El cumpleaños del Juez de Timbío


Aquella madrugada del domingo de ramos, cuando Lorenzo Santamaría abrió los ojos, volteó a mirar el almanaque que colgaba de la puerta del baño, y en medio del guayabo que le partía la cabeza en cuarenta pedazos, advirtió que era el 9 de abril, el día de su cumpleaños.

-¡Cómo se han fugado los años. ¿Cuántos de soledad en este mismo cambuche? Treinta y pucho de años puebliando de juzgado en juzgado y dando pedal sin cadena -dijo, en voz algo subida, mientras se desperezaba mirándose al espejo.

Aquella era la inocultable realidad del Juez de Timbío en el día de su cumpleaños, cincuenta y no sé cuántos. 

Su entorno seguía idéntico e invariable. Ahí se hallaba Lorenzo Santamaría en un apartamento de tres alcobas, un refugio de cemento, ubicado en un barrio sin nombre, que había comprado a crédito, a quince años, con el adelanto de las cesantías, y aun no terminaba de pagar. 

En su dormitorio, se hallaba la cama doble, testigo muda de los vacíos de amores de siempre. Estirada en el piso en un tapete de fique se veía a Sacha, su perra Golden Retriver de un dorado moreno, casi color panela. 

Sacha dormía con las patas encogidas, con la trompa encima de un cojín, y parecía fundida en una modorra imperturbable, pues borboteaba espumarajos por la trompa. 

Acompañado de Sacha, su compañera inseparable, caminaba cuatro, cinco y hasta seis horas, sin tregua, en persecución de la nada, por unas trochas demasiado dilatadas, iluminadas por la luna que se hallara de turno; caminaban a través de sábados, miércoles y domingos, por unas trochas que no conducían a ninguna parte, a ningún encuentro, a ninguna espera, quizás tan sólo hacia el interior y exterior de ellos mismos, y juntos habían aprendido a perder el rumbo entre las tinieblas y también a encontrarlo.

Lorenzo Santamaría y Sacha no encontraban respuestas acerca del porqué desfilaban horas de corrido ahondados en el bosque, el cual, hasta donde recuerdo, se extendía como unos tres kilómetros y medio por las afueras de Timbío, y cuando se sentaban a descansar, por ahí en un claro del bosque, bajo los ramales de un arbusto frondoso, a espantar el almuerzo atrasado, no cesaba de echar lenguas con Sacha.

Cuando el Juez de Timbío se destapaba en monólogos, Sacha ondeaba el rabo esponjado, subía, bajaba las orejas, las movía a izquierda, a derecha, aflojaba lengüetazos que untaban de espuma la cumbamba de Lorenzo, y le contestaba con aullidos de tonos diferentes: unos suaves, otros graves, ascendentes, descendentes, sostenidos, como los de una loba en una noche de luna llorona; eran unos aullidos, en los que el Juez de Timbío identificaba de manera exacta las respuestas.

Acontecía curioso observarlos, pues a través de miradas, brincos, meneos del rabo, aleteo de orejas, aullidos de tonos diferentes, monólogos en regaderas, y hasta del silencio duradero, cuando se miraban frente a hocico, se entendían y echaban lenguas por ratos.

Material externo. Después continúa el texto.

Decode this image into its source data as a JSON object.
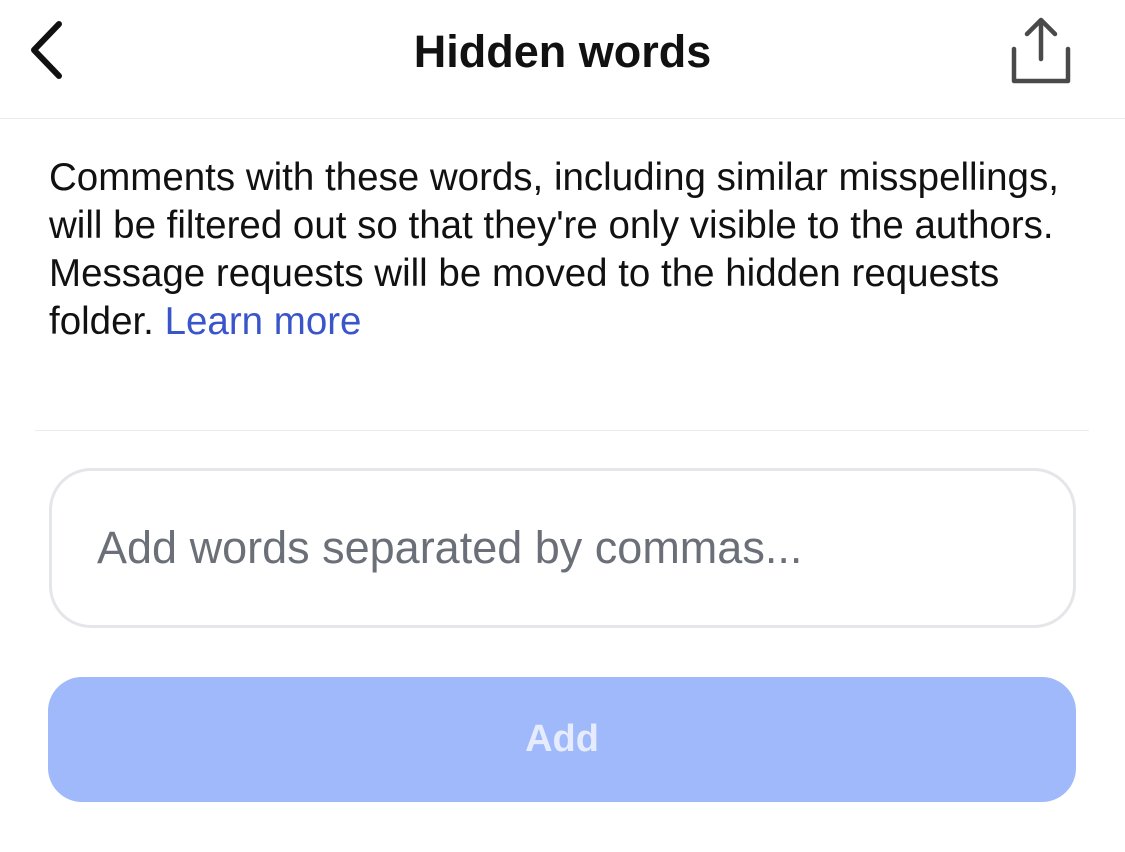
{
  "header": {
    "title": "Hidden words",
    "back_icon": "chevron-left-icon",
    "share_icon": "share-icon"
  },
  "description": {
    "text": "Comments with these words, including similar misspellings, will be filtered out so that they're only visible to the authors. Message requests will be moved to the hidden requests folder.",
    "link_label": "Learn more",
    "link_color": "#3a55c9"
  },
  "input": {
    "value": "",
    "placeholder": "Add words separated by commas..."
  },
  "add_button": {
    "label": "Add",
    "state": "disabled",
    "background": "#9fb9fa"
  }
}
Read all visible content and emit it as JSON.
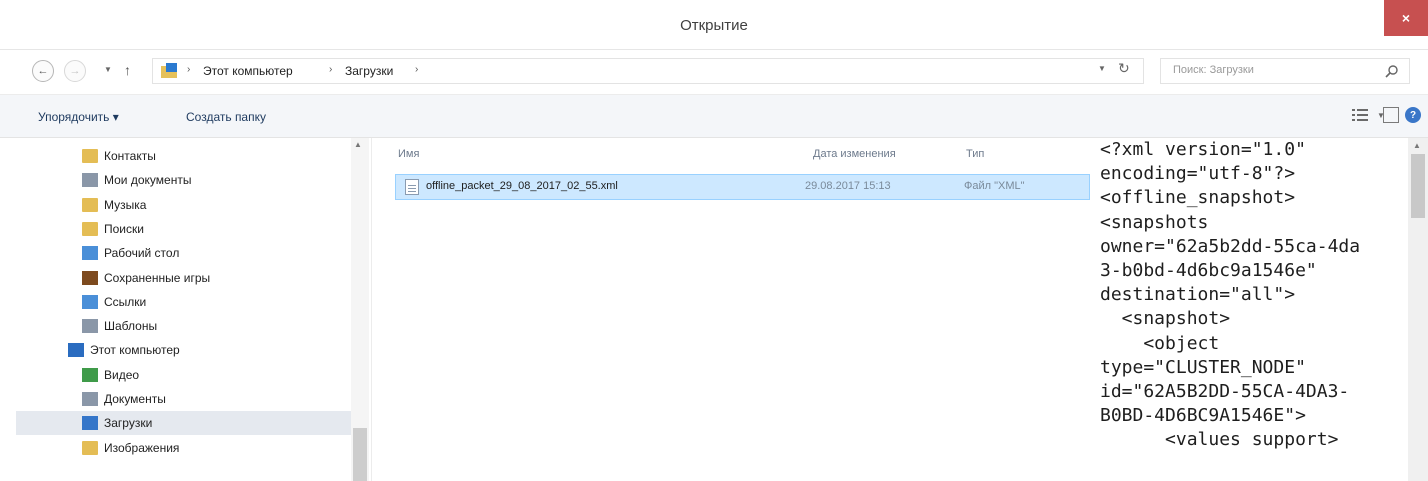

A un lado de la cama se veía una mesita auxiliar, sobre la misma, un radio de doce bandas, y en el piso un baúl enchapado en cuero, en donde Lorenzo Santamaría guardaba innumerables cartas, enviadas por los reclusos que había condenado a lo largo de treinta y no sé cuantos años, y guerdaba las cartas que le escribió a Irene, su amor de juventud, las que jamás llegaron, pues por la timidez que lo caracterizaba no se atrevió a ponerlas en el correo.

En los fines de semana, cuando imaginaba la presencia de Irene, las releía y al parecer se transportaba a los corredores del Claustro de Santo Domingo, allá en la Facultad de derecho de la Universidad del Cauca, cuando eran novios, pues a pesar del transcurso de veinticinco años de ausencia, la seguía amando en silencio.

En el otro cuarto, se descubría un armario al que llamaba biblioteca. En las rinconeras reposaban algunos códigos penales sin vigencia; agonizaban como unas quince carpetas abultadas de cartón manila, al parecer con la selección de sus mejores sentencias como juez penal del circuito; una máquina de escribir Olivetti, demasiado oxidada, sin las teclas de las vocales, y un arrume de expedientes, amarrados con cabuyas mugrientas, con las caratulas aceitunas demasiado enmohecidas.

Hasta donde alcanzo a recordar, era una colección de mamotretos de asesinatos y otros delitos menos punzantes, los cuales año tras año habían sido sus lecturas recurrentes durante treinta y pucho de años como juez penal municipal y penal del circuito.

Lorenzo Santamaría se acomodó en el escritorio, se sirvió dos tragos dobles de aguardiente caucano, bebió a sorbitos, hasta el el fondo, prendió un cigarro sin filtro, de manera lenta con tambaleantes movimientos en círculos, alzó la mirada hacia el techo, y como si se tratara de un suspiro reprimido, expulsó la primera bocanada que se elevó hasta el techo. Al instante sumido en la tristeza explotaron dos lagrimones que humedecieron su arrugado rostro.

Llamó a Sacha, y cuando se arrimo le lamió las manos. La abrazó potente, le dio un beso grandote en el hocico, y como era su costumbre empezó a hablarle, mientras ella con vivacidad le batía la cola.

-Oíste Sacha -le dijo- te voy a contar otro capítulo de la novela que estoy escribiendo.

--!Guaaauu! ¡Guaauuu! -contestó Sacha, lamiéndole la cara.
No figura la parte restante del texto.